A space capsule crash-lands, and the astronaut aboard disappears. Is there a connection between the missing man and the monster roaming the area? No bones about it, this is a terrible movie. Were it to be remade (heaven forbid) this might actually be alright, because the plot is not awful for a monster movie. But the execution! Oh, man! Poor editing, awful sound (many times conversations are hardly audible or are reverberating), nasty lighting that washes everything out (which is made worse by poor prints, no doubt). Widely considered one of the worst films ever made, it has earned that honor.What makes it interesting, though, is that despite being a piece of garbage, it was actually made by two great independent filmmakers -- H. G. Lewis and Bill Rebane, the godfather of the Wisconsin film industry. Perhaps even more interesting is a man named Rick Paul who acts in a small role. After this, he apparently stayed out of movies for twenty years before resurfacing in "Henry: Portrait of a Serial Killer" as a victim and the film's art director. Odd! (Though not that odd given the Chicago connection.) None of this makes up for it being a terrible movie, though. Watch it at your own risk.

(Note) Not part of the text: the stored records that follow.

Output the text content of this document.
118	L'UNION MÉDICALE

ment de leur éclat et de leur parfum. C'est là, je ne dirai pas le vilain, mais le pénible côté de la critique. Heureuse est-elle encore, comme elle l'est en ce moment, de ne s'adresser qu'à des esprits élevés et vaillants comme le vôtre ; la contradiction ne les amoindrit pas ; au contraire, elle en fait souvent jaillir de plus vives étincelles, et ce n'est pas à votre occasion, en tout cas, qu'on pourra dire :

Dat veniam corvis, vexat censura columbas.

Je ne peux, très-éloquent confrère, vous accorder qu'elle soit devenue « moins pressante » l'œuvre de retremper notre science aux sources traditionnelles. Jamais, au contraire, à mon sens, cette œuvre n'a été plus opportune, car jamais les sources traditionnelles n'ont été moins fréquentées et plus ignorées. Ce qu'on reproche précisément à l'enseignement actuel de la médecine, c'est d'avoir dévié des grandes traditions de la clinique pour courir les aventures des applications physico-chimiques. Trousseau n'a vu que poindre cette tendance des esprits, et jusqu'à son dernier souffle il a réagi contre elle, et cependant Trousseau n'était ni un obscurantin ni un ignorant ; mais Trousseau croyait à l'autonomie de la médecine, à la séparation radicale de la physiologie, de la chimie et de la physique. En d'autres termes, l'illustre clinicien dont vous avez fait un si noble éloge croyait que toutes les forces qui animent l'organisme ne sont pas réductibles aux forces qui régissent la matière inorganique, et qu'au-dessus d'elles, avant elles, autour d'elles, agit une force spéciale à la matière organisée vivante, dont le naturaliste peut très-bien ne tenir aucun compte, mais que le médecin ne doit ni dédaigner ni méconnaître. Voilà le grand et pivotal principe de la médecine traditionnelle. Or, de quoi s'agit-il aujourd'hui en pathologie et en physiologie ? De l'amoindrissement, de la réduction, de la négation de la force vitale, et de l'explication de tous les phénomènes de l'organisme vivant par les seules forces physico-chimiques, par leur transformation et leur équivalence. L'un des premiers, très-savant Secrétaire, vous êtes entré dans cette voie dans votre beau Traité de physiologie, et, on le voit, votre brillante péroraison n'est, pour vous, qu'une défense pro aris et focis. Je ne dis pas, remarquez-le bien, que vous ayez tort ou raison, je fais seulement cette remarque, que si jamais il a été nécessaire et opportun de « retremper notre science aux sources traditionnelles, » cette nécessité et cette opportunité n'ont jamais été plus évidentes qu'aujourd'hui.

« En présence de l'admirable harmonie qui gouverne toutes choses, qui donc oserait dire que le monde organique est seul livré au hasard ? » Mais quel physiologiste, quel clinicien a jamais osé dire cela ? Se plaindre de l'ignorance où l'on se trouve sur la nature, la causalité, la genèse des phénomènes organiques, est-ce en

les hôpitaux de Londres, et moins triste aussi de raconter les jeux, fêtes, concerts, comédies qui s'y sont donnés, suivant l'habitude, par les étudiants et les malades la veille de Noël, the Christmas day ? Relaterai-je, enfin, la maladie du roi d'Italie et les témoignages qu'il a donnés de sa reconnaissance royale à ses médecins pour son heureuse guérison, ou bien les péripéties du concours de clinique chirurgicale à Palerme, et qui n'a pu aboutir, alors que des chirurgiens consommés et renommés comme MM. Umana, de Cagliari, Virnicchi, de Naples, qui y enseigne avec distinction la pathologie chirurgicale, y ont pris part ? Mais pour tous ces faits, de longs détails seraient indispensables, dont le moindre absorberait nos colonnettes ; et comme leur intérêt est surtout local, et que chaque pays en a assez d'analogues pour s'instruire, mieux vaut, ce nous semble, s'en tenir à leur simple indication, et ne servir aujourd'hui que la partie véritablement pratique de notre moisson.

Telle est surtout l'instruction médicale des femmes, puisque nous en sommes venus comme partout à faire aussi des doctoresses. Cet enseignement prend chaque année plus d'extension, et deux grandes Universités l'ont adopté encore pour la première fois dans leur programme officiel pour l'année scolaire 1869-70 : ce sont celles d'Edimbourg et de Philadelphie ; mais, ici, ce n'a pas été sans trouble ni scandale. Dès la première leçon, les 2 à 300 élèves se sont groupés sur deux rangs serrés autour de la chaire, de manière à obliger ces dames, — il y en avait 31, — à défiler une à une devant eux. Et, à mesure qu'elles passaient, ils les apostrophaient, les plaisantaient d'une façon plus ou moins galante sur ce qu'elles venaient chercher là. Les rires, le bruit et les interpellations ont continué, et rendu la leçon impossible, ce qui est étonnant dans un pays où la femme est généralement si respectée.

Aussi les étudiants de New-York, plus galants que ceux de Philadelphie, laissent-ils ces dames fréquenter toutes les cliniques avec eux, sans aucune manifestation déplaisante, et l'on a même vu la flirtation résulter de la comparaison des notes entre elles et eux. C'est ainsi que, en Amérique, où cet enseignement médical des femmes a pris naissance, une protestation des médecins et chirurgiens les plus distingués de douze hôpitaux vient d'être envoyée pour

This movie is supposedly about some kind of monster but I had some real trouble seeing one, perhaps it was because i kept nodding off from boredom, but I did watch several scenes more than one to make sure I did not miss anything. The point is, in a feature length film about a monster, the monster only appears for about a minute or so, the rest is mostly just the narrator telling us about the monster. As for the a-go go part, that might just have been the more or less random dance scene, or the thirty seconds of bikini girls, the monster itself never did anything remotely a-go go.Fact of the matter is, very little happens in this mind numbingly boring, inaptly named movie. Just people talking about stuff, an narrator babbling on in the background.
For my first review, why not start with the worst? I've seen Manos and I've seen The Beast of Yucca Flats and I've seen 10 minutes of Superbabies 2 but this movie tops...uh...truly lives at the bottom of the barrel.Monster a-Go Go is one of those movies that just sits and dares you to fall asleep and I just couldn't resist so I missed 10 minutes but I am sure that I did not miss anything. Luckily, I did wake up to see the few seconds of random go-go dancing. Damn, I wish there was more go-go dancing because that was the best part of the film. And then I went back to sleep because I couldn't handle the excitement! Ten minutes later I woke up to see two people I didn't care about talking at a restaurant. Okay, I suppose that I should discuss some plot points. Apparently, a spacecraft crashed and one of the pilots is presumed dead. Unfortunately, he is not dead and we have to proceed with the rest of the movie. Instead he has turned into a monster who we (very) occasionally see and we are told that he has done some bad things. Later, we meet a scientist in a white coat (scientists always look the same in z-grade movies) who drones on about the horrors of the monster. So, the authorities search for the monster only to discover the big plot twist.There never really was a monster. That's it! That's the plot twist! It has to be one of the biggest "screw the audience" moments in cinematic history. If you want more information, read some of the other reviews.In short, if you are having trouble sleeping this is the perfect movie. If you are looking for a good date movie, obviously you are very lost.